Chicago Üniversitesi, öğrencilerinin katılmadıkları fikir veya görüşlerle karşılaşmaktan korkmamaları gerektiği fikri etrafında bir marka oluşturdu.
Bunu sağlamak için okul, gelen öğrencilere Chicago beyanı olarak bilinen ve ifade özgürlüğünün kültürünün “temel bir unsuru” olduğunu belirten 2014 ifade özgürlüğü beyanının kopyalarını sağlıyor.
Üniversite uzun süredir kurumsal tarafsızlık politikasına bağlı kalıyor ve bu politika onu şirketlerden siyasi nedenlerle ayrılmaktan veya sosyal bir amaç doğrultusunda açıklamalarda bulunmaktan şiddetle caydırıyor. Üniversite, bu tarafsızlığın sağlam ve engelsiz fikir alışverişine olanak sağladığını ileri sürüyor.

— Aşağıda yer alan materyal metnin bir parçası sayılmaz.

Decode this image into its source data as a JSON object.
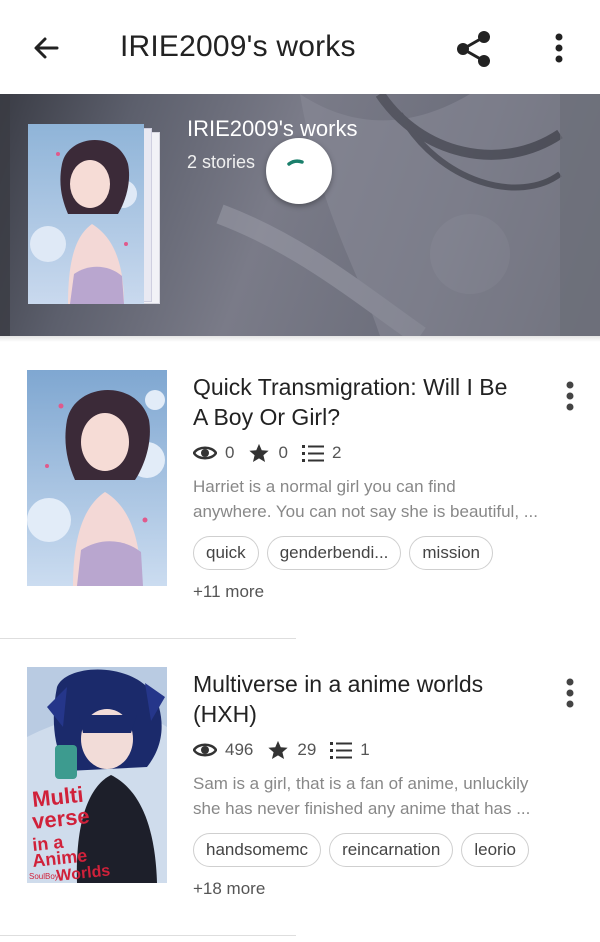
{
  "appbar": {
    "title": "IRIE2009's works",
    "back_icon": "arrow-left-icon",
    "share_icon": "share-icon",
    "more_icon": "more-vert-icon"
  },
  "header": {
    "title": "IRIE2009's works",
    "subtitle": "2 stories",
    "loading_icon": "loading-spinner-icon"
  },
  "stories": [
    {
      "title_line1": "Quick Transmigration: Will I Be",
      "title_line2": "A Boy Or Girl?",
      "reads": "0",
      "votes": "0",
      "parts": "2",
      "desc_line1": "Harriet is a normal girl you can find",
      "desc_line2": "anywhere. You can not say she is beautiful, ...",
      "tags": [
        "quick",
        "genderbendi...",
        "mission"
      ],
      "more_tags": "+11 more"
    },
    {
      "title_line1": "Multiverse in a anime worlds",
      "title_line2": "(HXH)",
      "reads": "496",
      "votes": "29",
      "parts": "1",
      "desc_line1": "Sam is a girl, that is a fan of anime, unluckily",
      "desc_line2": "she has never finished any anime that has ...",
      "tags": [
        "handsomemc",
        "reincarnation",
        "leorio"
      ],
      "more_tags": "+18 more",
      "cover_text": "Multiverse in a Anime Worlds",
      "cover_sig": "SoulBoy"
    }
  ],
  "colors": {
    "text": "#222222",
    "muted": "#888888",
    "accent_spinner": "#1a7f6b",
    "cover2_text": "#d0213a"
  }
}
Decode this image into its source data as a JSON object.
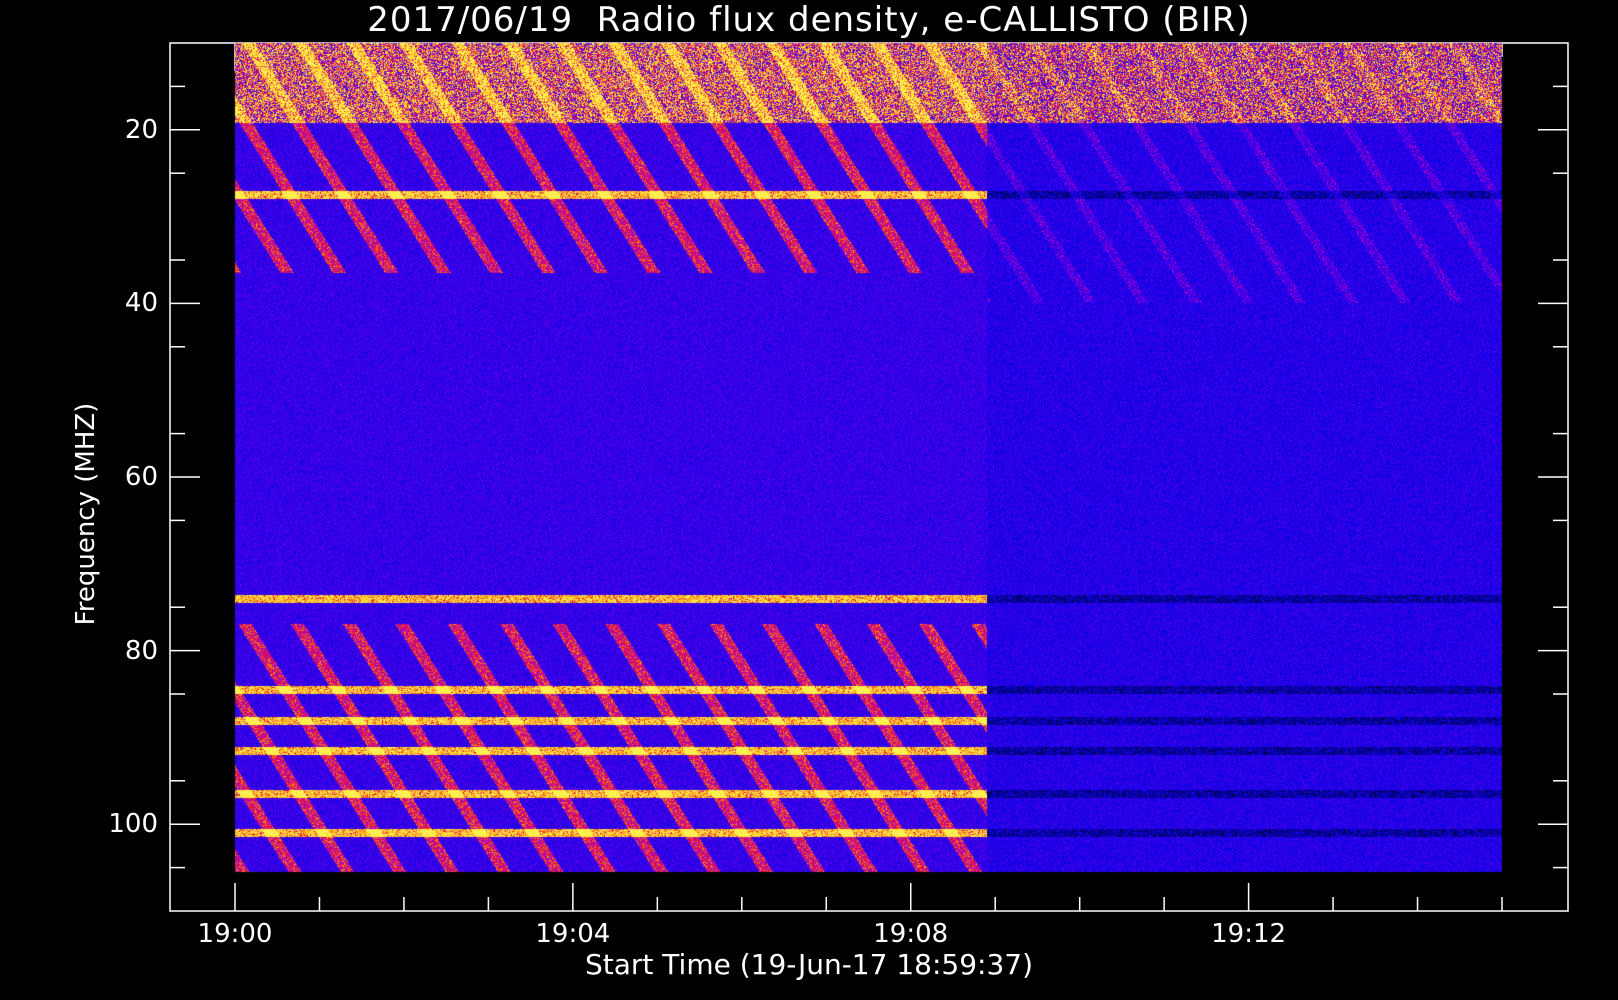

Pek çok profesör, okulun bu ilkelere bağlılığının iki dünya savaşına, Vietnam’a ve son zamanlarda Trump yönetiminin kargaşasına nasıl dayandığını anlatmaktan gurur duyuyor. Ve 100’den fazla kurum benzer ilkeleri benimsemiş veya onaylamıştır.
Ancak Chicago Üniversitesi’nin ifade özgürlüğünün kalesi imajı yeniden sınanıyor; bu sefer, İsrail’in Gazze’deki savaşını protesto edenlerin bir haftadan fazla bir süredir ayrılmayı reddettiği merkezi avludaki bir kamp üzerinden.
Üniversite, kamusal alanlarda yapı kurulmasına karşı olan politikayı ihlal etmelerine rağmen düzinelerce çadırın ayakta kalmasına izin verdi. Üniversite rektörü Paul Alivisatos, okulun “ifade özgürlüğü için mümkün olan en geniş alanı” göstermek istediğini söyledi.